"Data coupling" and "control coupling" (collectively “DCCC”) refer to the way software components interact with each other in an integrated system to perform a higher-level function. Understanding software DCCC and analyzing DCCC coverage during integration testing can help reduce development costs and mitigate risks, and DCCC analysis is required for DO-178C certification of critical avionics. Rapita Systems is developing RapiCoupling , an automation solution designed to meet the complexities of DCCC analysis for modern DO-178C software.
This post can be regarded as a companion post to the previous one, which provided an introduction to control coupling. It provides a closer look at data coupling.
Data Coupling generally relates to how data values propagate and are transformed between components. DO-178C includes the following definition for data coupling:
“Data Coupling is the dependence of a software component on data not exclusively under the control of the software component.”
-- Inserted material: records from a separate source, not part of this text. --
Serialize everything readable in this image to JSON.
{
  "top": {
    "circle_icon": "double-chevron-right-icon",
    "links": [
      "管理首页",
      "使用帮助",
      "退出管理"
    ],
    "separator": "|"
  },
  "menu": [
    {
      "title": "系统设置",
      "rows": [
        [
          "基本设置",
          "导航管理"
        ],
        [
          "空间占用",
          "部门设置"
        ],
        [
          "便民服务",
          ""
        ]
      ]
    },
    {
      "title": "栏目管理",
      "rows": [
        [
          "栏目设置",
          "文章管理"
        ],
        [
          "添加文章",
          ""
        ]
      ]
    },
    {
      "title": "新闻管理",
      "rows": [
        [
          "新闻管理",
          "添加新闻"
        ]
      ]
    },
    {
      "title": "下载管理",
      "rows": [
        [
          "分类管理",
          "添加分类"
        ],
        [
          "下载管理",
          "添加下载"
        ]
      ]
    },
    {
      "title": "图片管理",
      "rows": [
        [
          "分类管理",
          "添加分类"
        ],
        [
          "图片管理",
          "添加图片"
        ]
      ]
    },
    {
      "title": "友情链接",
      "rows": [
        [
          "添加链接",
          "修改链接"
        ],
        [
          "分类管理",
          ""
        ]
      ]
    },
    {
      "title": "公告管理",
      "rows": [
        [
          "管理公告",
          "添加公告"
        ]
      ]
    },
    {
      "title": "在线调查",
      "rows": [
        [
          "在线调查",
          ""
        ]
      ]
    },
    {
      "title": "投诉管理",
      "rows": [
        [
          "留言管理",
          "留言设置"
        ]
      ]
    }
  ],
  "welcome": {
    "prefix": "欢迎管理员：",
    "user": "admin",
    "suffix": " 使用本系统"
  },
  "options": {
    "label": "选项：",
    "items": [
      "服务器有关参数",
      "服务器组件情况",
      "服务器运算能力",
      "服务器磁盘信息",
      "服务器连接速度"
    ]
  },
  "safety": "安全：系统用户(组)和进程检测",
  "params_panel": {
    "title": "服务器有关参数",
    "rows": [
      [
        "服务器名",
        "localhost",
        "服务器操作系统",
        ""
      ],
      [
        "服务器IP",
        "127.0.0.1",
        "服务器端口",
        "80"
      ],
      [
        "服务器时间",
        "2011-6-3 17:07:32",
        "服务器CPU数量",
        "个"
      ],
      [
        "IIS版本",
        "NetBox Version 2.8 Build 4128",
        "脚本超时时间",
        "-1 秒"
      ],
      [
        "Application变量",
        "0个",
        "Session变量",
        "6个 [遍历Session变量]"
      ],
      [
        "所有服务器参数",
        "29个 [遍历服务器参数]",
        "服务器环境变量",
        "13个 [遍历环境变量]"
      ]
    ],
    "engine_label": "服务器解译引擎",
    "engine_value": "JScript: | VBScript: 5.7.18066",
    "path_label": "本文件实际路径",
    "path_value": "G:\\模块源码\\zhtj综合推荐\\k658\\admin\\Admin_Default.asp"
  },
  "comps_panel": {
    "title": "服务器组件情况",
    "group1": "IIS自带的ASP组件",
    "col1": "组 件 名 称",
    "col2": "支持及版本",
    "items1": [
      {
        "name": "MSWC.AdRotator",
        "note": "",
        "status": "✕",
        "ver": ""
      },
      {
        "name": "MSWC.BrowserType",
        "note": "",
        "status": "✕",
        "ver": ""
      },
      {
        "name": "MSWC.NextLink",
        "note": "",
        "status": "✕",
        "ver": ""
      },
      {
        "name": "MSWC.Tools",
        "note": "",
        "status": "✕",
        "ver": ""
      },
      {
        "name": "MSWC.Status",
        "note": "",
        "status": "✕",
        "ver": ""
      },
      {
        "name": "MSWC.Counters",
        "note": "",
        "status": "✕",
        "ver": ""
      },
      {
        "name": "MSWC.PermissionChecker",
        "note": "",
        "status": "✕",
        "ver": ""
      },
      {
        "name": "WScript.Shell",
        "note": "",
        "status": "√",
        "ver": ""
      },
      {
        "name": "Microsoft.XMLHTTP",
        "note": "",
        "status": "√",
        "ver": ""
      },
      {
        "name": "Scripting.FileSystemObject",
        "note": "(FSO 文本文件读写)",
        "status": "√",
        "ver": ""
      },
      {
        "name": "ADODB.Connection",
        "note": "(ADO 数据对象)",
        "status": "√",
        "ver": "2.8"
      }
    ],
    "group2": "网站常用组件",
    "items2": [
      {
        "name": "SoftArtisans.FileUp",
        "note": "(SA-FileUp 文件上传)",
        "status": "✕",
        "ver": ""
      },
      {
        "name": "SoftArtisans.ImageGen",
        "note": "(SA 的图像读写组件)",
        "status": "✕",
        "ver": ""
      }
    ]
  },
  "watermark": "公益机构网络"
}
But what does this actually mean?
The different ways data can flow through a software architecture, from component to component, depends on the way the software components are integrated. The simplest type of software integration is the single threaded execution model, usually based on compilation units (or pre-compiled libraries) integrated together with a linker. Here, each software component’s functions call other functions, possibly in other components, which in turn execute and return control back to the calling component. Software components can be integrated in more complex ways, for example interrupt processing, multi-tasking and multi-threading. We’ll take a closer look at some of these execution models in subsequent posts.
Data can be shared between components in multiple ways, including via:
- Statically allocated global variables
- Stack, i.e. parameters and return values
- Heap, i.e. dynamically allocated and accessible via pointers or references
Data coupling is one of the ways of demonstrating that high-level testing is sufficiently comprehensive. The main inspiration for suitable metrics for data coupling as coverage criteria is the research done on dataflow coverage(see for example (Su et al 2017) for a survey).
One of the most popular criteria for measuring data coupling coverage is definition-use pairs, where the notion of coverage is based on the ways data values are produced in one component and consumed in another. Under the strictest definition-use interpretation, all write/read pathways, where the data item acquires its value at the write and then the value is first referred to at the read, must be exercised in testing.
Definition-use Pairs
Let’s start with three basic examples.
Example 1. Data Coupling via a global variable
Data can be written to a global variable in a function in one component and used by a function in another component. As the latter function depends on data written by the former, a data dependency exists between the two functions, and data couplings exist between the last potential write locations to the global variable and the first potential read locations from the global variable. Couplings represent the different ways data can be transferred between the components, and these may be used as coverage criteria. By achieving definition-use coverage, we can gain confidence that we have observed all of the possible ways that variables can acquire and provide their values.
This idea can be illustrated with the above example, which sets a global variable emergency_stop in one of two possible ways before calling code in another component that references the value of the global variable. The triangles shown on the code mark the starts and ends of the paths that need to be observed in testing for the couplings to be considered covered.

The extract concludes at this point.